I would never deny someone the right to be sceptical

There are also other phones than Symbian and Apple phones. Microsoft OS, Palm OS, both allowing 3rd party applications. Own OS:s from Asian manufacturers, Then all kinds of Linux variants. You are claiming tat the iPhone is different from all of those?
Yes. The Microsoft mobile, palm and presumably other manufacturers also have a management mode to prevent unsupervised access to the phone/data stack. They are all mature phone platforms. The iPhone is very new and runs a version of OSX, which was not designed to go on a phone. It is impressive what they have done, but it is early.
It is very important when people pay for their data (and whether they do on AT&T, when they get to the rest of the world they will) that the phone doesn't allow applications unfettered access to the network.

I don't know about linux phones, I have never seen any provided by a network in the UK although obviously that doesn't meant they didn't, and in fact it seems I was wrong about orange not having linux phones:
http://www.linuxdevices.com/news/NS7533886035.html


As you say you can create 3rd party software for the iPhone currently but that is not with apples permissions, and there are probably no restrictions on what you can do on the network.
If you get someone to install something on one of those phones that can exploit a weekness on the iPhone and get an application installed, there would be nothing to stop it. On a nokia it would ask you if you wanted to connect.
But that is not an approved thing. And of course you can crash the network, you can crash any network if you 'get lucky'. Didn't AT&T crash their phone network once with some bad programming on a switch?

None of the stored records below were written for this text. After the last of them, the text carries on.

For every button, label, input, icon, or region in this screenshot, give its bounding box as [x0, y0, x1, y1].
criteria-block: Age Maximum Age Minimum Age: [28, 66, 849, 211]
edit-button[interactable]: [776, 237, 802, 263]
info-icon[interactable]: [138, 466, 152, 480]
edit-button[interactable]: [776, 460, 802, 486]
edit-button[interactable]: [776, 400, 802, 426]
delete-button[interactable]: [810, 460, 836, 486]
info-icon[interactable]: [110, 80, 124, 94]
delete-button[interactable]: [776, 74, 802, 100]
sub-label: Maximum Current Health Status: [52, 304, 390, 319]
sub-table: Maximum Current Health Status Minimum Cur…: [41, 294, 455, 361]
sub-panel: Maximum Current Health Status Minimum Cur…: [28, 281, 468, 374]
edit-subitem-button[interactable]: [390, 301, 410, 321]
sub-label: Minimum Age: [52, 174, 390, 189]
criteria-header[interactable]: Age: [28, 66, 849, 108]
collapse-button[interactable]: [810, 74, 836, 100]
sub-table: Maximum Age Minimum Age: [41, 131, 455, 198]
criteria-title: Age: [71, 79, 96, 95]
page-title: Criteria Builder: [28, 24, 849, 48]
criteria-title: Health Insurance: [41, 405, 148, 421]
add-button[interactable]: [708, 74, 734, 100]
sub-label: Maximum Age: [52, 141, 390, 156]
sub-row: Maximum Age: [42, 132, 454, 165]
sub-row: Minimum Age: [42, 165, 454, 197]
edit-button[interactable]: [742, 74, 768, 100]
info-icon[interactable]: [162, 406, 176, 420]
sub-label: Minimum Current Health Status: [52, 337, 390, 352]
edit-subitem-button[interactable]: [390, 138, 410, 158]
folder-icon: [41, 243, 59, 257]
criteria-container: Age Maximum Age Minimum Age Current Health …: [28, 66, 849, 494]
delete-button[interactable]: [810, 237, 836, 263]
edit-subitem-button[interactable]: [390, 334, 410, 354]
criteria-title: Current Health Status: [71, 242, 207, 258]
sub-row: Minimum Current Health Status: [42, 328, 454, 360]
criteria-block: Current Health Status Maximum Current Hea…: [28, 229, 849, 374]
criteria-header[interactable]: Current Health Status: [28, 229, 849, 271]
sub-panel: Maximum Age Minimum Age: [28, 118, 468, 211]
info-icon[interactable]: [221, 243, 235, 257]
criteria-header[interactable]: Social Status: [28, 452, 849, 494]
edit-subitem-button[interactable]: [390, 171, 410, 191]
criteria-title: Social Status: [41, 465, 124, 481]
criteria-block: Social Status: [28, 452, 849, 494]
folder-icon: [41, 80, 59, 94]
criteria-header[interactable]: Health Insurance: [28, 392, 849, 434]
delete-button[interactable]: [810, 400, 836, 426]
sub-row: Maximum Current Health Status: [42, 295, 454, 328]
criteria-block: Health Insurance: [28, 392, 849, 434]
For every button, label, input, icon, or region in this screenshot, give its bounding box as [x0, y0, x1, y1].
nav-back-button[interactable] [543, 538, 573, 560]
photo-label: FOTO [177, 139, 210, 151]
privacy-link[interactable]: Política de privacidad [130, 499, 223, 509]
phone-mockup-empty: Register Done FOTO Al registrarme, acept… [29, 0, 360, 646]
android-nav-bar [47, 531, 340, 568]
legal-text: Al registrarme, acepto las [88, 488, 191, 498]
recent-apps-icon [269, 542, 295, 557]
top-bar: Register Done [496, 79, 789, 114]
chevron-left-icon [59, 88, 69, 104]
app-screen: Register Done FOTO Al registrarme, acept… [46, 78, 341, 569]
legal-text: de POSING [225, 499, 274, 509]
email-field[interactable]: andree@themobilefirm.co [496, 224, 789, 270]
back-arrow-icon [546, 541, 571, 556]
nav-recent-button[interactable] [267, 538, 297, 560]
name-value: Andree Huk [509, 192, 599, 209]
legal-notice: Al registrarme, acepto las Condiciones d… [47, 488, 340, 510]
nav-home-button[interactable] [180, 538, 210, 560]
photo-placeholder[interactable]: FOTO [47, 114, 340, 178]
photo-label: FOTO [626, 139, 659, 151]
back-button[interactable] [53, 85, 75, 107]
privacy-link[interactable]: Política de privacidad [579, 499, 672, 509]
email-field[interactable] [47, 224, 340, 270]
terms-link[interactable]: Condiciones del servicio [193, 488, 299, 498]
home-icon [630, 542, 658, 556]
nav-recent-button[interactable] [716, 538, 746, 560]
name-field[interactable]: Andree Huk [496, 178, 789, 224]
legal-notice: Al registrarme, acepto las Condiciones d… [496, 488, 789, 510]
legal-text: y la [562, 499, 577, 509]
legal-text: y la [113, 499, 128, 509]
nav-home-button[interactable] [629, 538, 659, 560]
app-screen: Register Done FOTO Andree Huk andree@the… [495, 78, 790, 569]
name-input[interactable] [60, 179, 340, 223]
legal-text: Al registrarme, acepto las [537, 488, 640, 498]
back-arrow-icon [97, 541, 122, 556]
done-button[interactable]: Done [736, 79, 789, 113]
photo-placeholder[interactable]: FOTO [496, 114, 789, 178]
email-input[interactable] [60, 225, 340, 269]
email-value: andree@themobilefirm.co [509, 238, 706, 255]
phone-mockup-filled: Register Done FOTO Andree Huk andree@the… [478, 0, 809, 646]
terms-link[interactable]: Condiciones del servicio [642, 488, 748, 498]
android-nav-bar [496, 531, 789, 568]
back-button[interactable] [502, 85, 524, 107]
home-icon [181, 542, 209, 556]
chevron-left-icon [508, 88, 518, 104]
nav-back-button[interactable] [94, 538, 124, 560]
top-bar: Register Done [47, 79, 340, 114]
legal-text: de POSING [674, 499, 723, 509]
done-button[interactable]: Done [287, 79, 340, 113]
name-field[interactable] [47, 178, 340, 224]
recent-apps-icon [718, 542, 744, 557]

I do think there will be some access coming, even if it is just flash. I think that the platform is young, and they haven't really had time to do anything and their priority is getting it out there.
Ultimately they know there wont be any stopping it but you know how controlling apple are, they will do it on their terms. They also have to make sure that people can't access the network without permission. Maybe that is just for the carriers piece of mind, but a large part of the phone market is political rather than technical.

I am there ready to buy one as soon as there is some sort of application environment, this is if the european one gets 3G - a non 3G phone isn't much use to me at this point.